Senate Backs Anti-Bailout Changes to Financial Bill

The U.S. Senate today broke a logjam in the debate over financial-overhaul legislation, approving two amendments that strengthen language aimed at ending taxpayer- funded bailouts.

Lawmakers voted 93-5 for an amendment offered by Senators Christopher Dodd, a Connecticut Democrat, and Richard Shelby, an Alabama Republican, to drop a $50 billion industry-supported fund to cover the cost of unwinding a failing firm and ensure that shareholders and unsecured creditors bear losses when the government liquidates a business.

The Senate also voted 96-1 in favor of an amendment offered by Senator Barbara Boxer, a California Democrat, to bar use of taxpayer funds to rescue failing financial companies.

“We’ve ended the too-big-to-fail debate,” Dodd, the Senate Banking Committee chairman who drafted the overhaul bill, told reporters after the votes. “No longer do I expect any argument to be made that this bill exposes the American taxpayer.”

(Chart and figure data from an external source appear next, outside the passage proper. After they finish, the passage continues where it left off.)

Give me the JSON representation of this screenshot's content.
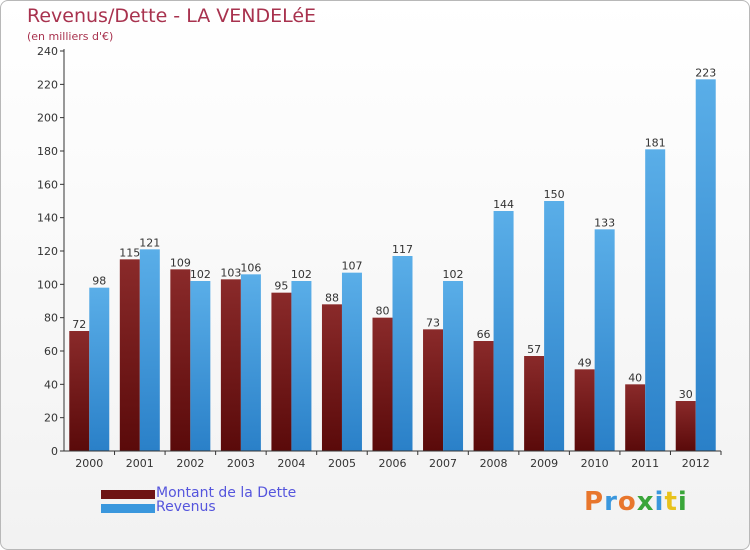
{
  "header": {
    "title": "Revenus/Dette - LA VENDELéE",
    "subtitle": "(en milliers d'€)"
  },
  "colors": {
    "dette": "#6e1414",
    "revenus": "#3a97dd",
    "title": "#a8324e",
    "legend_text": "#5555dd"
  },
  "legend": {
    "items": [
      {
        "label": "Montant de la Dette",
        "color": "#6e1414"
      },
      {
        "label": "Revenus",
        "color": "#3a97dd"
      }
    ]
  },
  "logo": {
    "text": "Proxiti",
    "letter_colors": [
      "#e8762c",
      "#3a97dd",
      "#e8762c",
      "#3aa63a",
      "#3a97dd",
      "#e8c21c",
      "#3aa63a"
    ]
  },
  "chart_data": {
    "type": "bar",
    "title": "Revenus/Dette - LA VENDELéE",
    "subtitle": "(en milliers d'€)",
    "categories": [
      "2000",
      "2001",
      "2002",
      "2003",
      "2004",
      "2005",
      "2006",
      "2007",
      "2008",
      "2009",
      "2010",
      "2011",
      "2012"
    ],
    "series": [
      {
        "name": "Montant de la Dette",
        "values": [
          72,
          115,
          109,
          103,
          95,
          88,
          80,
          73,
          66,
          57,
          49,
          40,
          30
        ]
      },
      {
        "name": "Revenus",
        "values": [
          98,
          121,
          102,
          106,
          102,
          107,
          117,
          102,
          144,
          150,
          133,
          181,
          223
        ]
      }
    ],
    "ylim": [
      0,
      240
    ],
    "yticks": [
      0,
      20,
      40,
      60,
      80,
      100,
      120,
      140,
      160,
      180,
      200,
      220,
      240
    ],
    "grid": false,
    "legend_position": "bottom-left"
  }
}
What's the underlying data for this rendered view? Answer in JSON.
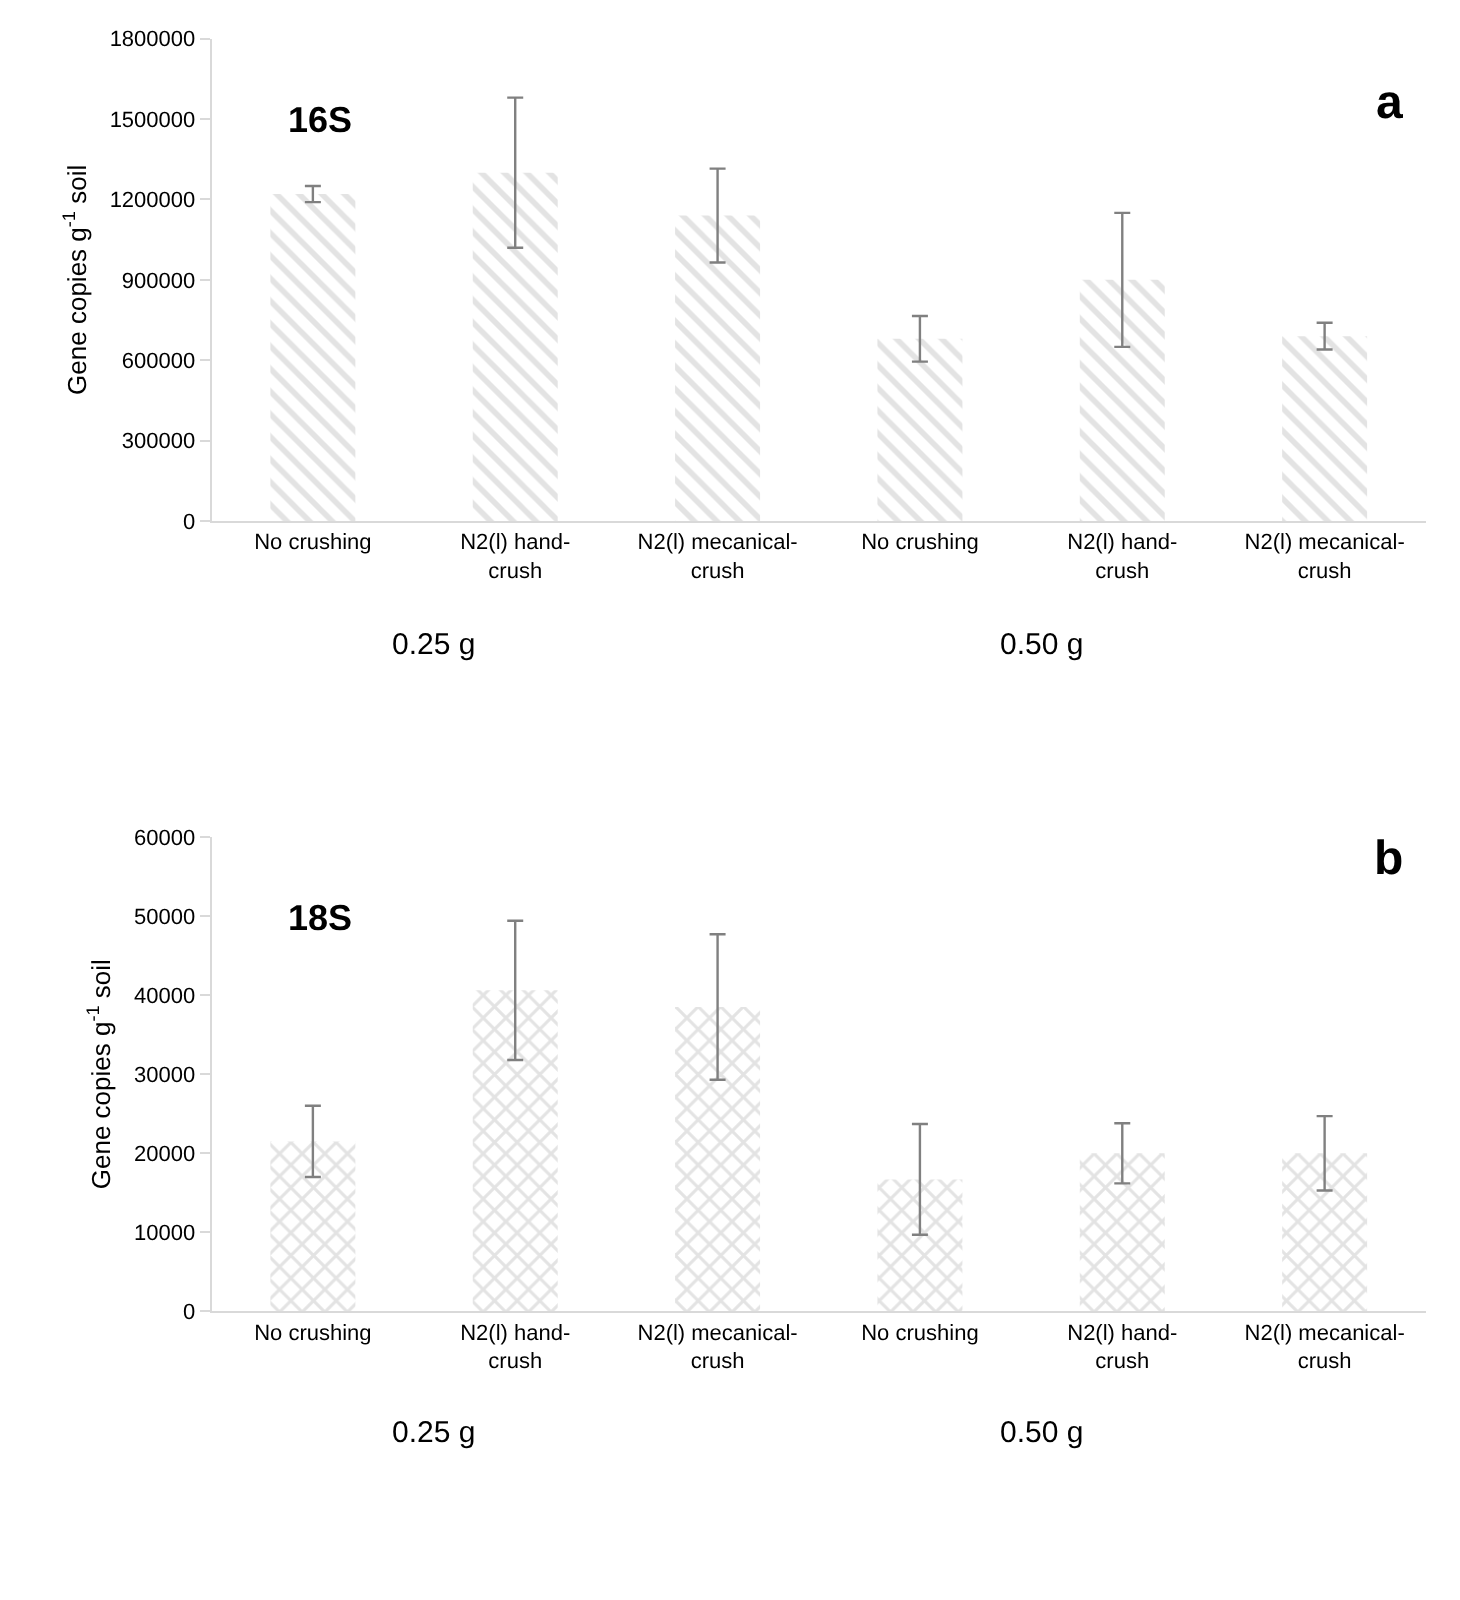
{
  "chart_data": [
    {
      "type": "bar",
      "title": "16S",
      "subtitle": "a",
      "ylabel": "Gene copies g$^{-1}$ soil",
      "categories": [
        "No crushing",
        "N2(l) hand-crush",
        "N2(l) mecanical-crush",
        "No crushing",
        "N2(l) hand-crush",
        "N2(l) mecanical-crush"
      ],
      "values": [
        1220000,
        1300000,
        1140000,
        680000,
        900000,
        690000
      ],
      "errors": [
        30000,
        280000,
        175000,
        85000,
        250000,
        50000
      ],
      "color": "#c8c8c8",
      "ylim": [
        0,
        1800000
      ],
      "yticks": [
        0,
        300000,
        600000,
        900000,
        1200000,
        1500000,
        1800000
      ],
      "annotations": [
        "0.25 g",
        "0.50 g"
      ]
    },
    {
      "type": "bar",
      "title": "18S",
      "subtitle": "b",
      "ylabel": "Gene copies g$^{-1}$ soil",
      "categories": [
        "No crushing",
        "N2(l) hand-crush",
        "N2(l) mecanical-crush",
        "No crushing",
        "N2(l) hand-crush",
        "N2(l) mecanical-crush"
      ],
      "values": [
        21500,
        40600,
        38500,
        16700,
        20000,
        20000
      ],
      "errors": [
        4500,
        8800,
        9200,
        7000,
        3800,
        4700
      ],
      "color": "#c8c8c8",
      "ylim": [
        0,
        60000
      ],
      "yticks": [
        0,
        10000,
        20000,
        30000,
        40000,
        50000,
        60000
      ],
      "annotations": [
        "0.25 g",
        "0.50 g"
      ]
    }
  ]
}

Both amendments were aimed at allaying Republican concerns that Dodd’s bill would leave loopholes that would allow future bailouts of Wall Street firms. The Senate is debating the proposal for a sweeping rewrite of rules governing Wall Street, intended to prevent a repeat of the 2008 financial crisis that led the U.S. to extend $700 billion in taxpayer aid to companies including Citigroup Inc. and Bank of America Corp.

Republicans had focused their opposition on a provision giving the government authority to liquidate failing financial firms whose collapse would roil the economy.

Held Up Votes

Dodd today announced he and Shelby struck a deal on the amendment after a week of negotiations that held up votes on other changes.

After the floor debate began last week, Democrats said Republicans were obstructing progress by refusing to consider any changes until the Shelby-Dodd language was completed. Today’s votes open the door to discussions of the other amendments.

The measure would bar the Federal Reserve from propping up firms such as New York-based insurer American International Group Inc. and require that the Fed only use its emergency lending authority to help solvent firms. It calls for most large financial companies to be liquidated through bankruptcy and Congress to approve the use of debt guarantees.

Shelby

Shelby said his agreement with Dodd didn’t mean he supported the broader bill.

“This over 1,500-page bill contains a broad reach into the global financial system and the American economy,” Shelby said on the Senate floor. “Now that we are over this particular hurdle, we will be addressing many additional concerns that we have in the coming days.”

The Boxer amendment would require firms seized by regulators to be liquidated. Any funds the government spends to unwind a failed firm would be recovered through the sale of the company’s assets or fees on the financial industry.

Dodd’s bill, which was approved by the Senate Banking Committee in March over Republican opposition, is based on a proposal President Barack Obama released last June. The measure is similar to legislation approved by the House of Representatives in December.